Mobilisez-vous!

Caisse de pension: les associations de personnel auront le temps nécessaire pour analyser le dossier et faire des propositions. Les discussions s’annoncent longues et complexes et nous prendrons le temps qu’il faut pour trouver un accord équilibré.

Le 14 juin dernier, le Conseil d’État et le comité de la Caisse de pension convoquaient une conférence de presse pour présenter le rapport du comité de la caisse à l’attention du Conseil d’État. Dans ce rapport, le comité proposait différents modèles qui servent aujourd’hui de base de discussion entre partenaires sociaux. Comme vous avez pu le lire dans la presse, les annonces sont dures et le projet présenté pourrait amener à des péjorations de retraite de 21,5% en moyenne avec des pics surréalistes de plus de 30% pour certaines catégories d’âge, ce qui est inacceptable. La FEDE et les autres associations représentant le personnel s’alarmaient dès lors du calendrier de discussion extrêmement serré et tout autant inacceptable communiqué par la délégation du Conseil d’État pour les questions du personnel (la DCEQP): il prévoyait la mise en consultation d’un projet négocié pour le début de l’automne déjà.

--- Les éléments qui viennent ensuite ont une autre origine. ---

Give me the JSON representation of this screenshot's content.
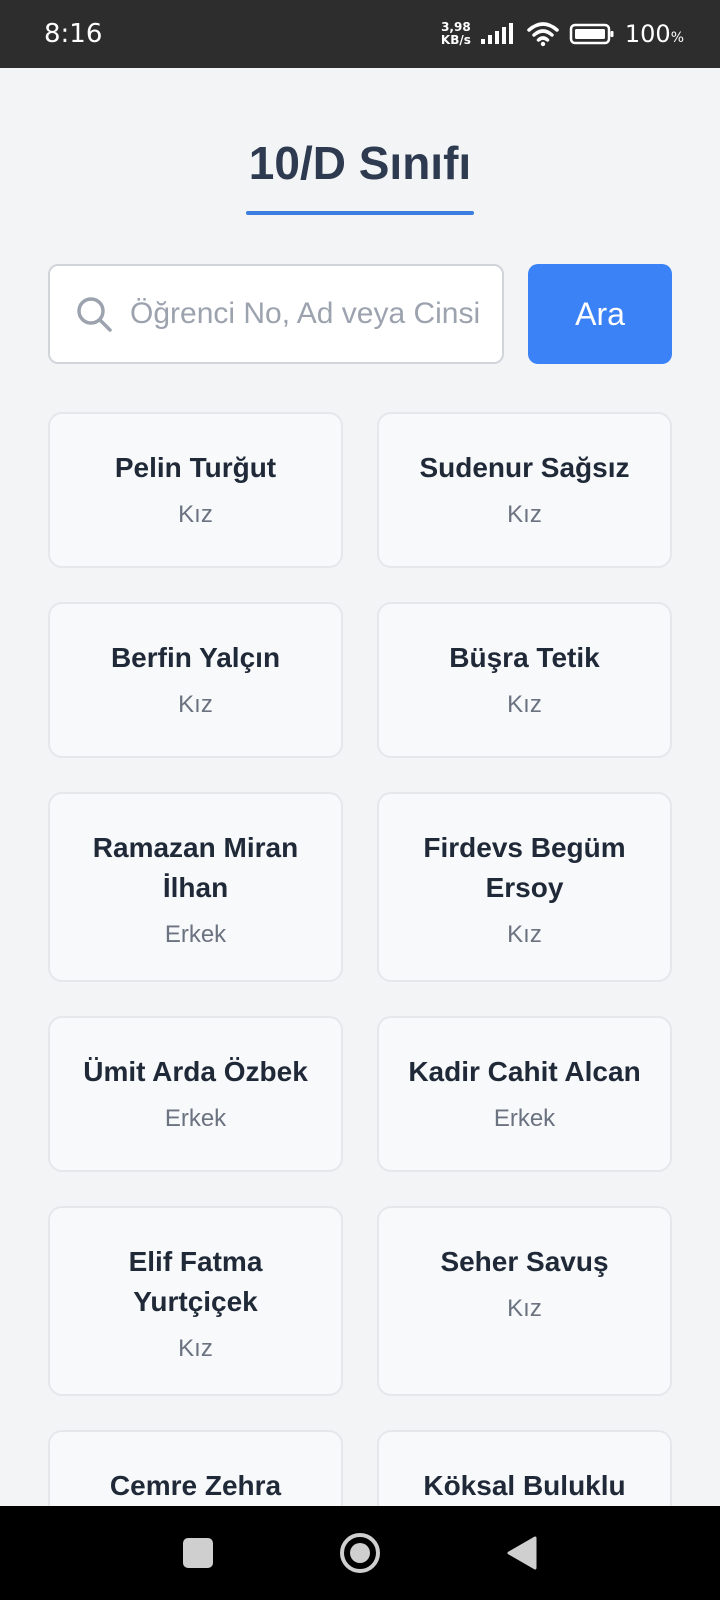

Quatre rencontres entre partenaires se sont déjà tenues durant l’été, mais devant les remarques appuyées des représentants du personnel, aucune négociation n’a encore eu lieu. La DCEQP a pris en compte nos soucis et surtout le fait qu’il faut du temps pour comprendre un système complexe et élaborer des propositions. Ces séances planifiées ont cependant permis de répondre aux nombreuses questions émanant des partenaires représentant le personnel. Ces clarifications doivent permettre à tous d’acquérir le même niveau d’informations et de compréhension d’une matière importante et ardue. Ceci constitue un prérequis indispensable pour démarrer les négociations dans des conditions acceptables et pour avoir les moyens de défendre valablement les intérêts du personnel. Les enjeux de ce projet sont colossaux, avec notamment celui de la répartition des efforts entre les employeurs et les assurés. Sur ce point, d’après nos premières projections, si l’on s’en tient au projet, on est très loin du compte et l’État sort largement gagnant, faisant porter la plus grande part des efforts sur les assurés.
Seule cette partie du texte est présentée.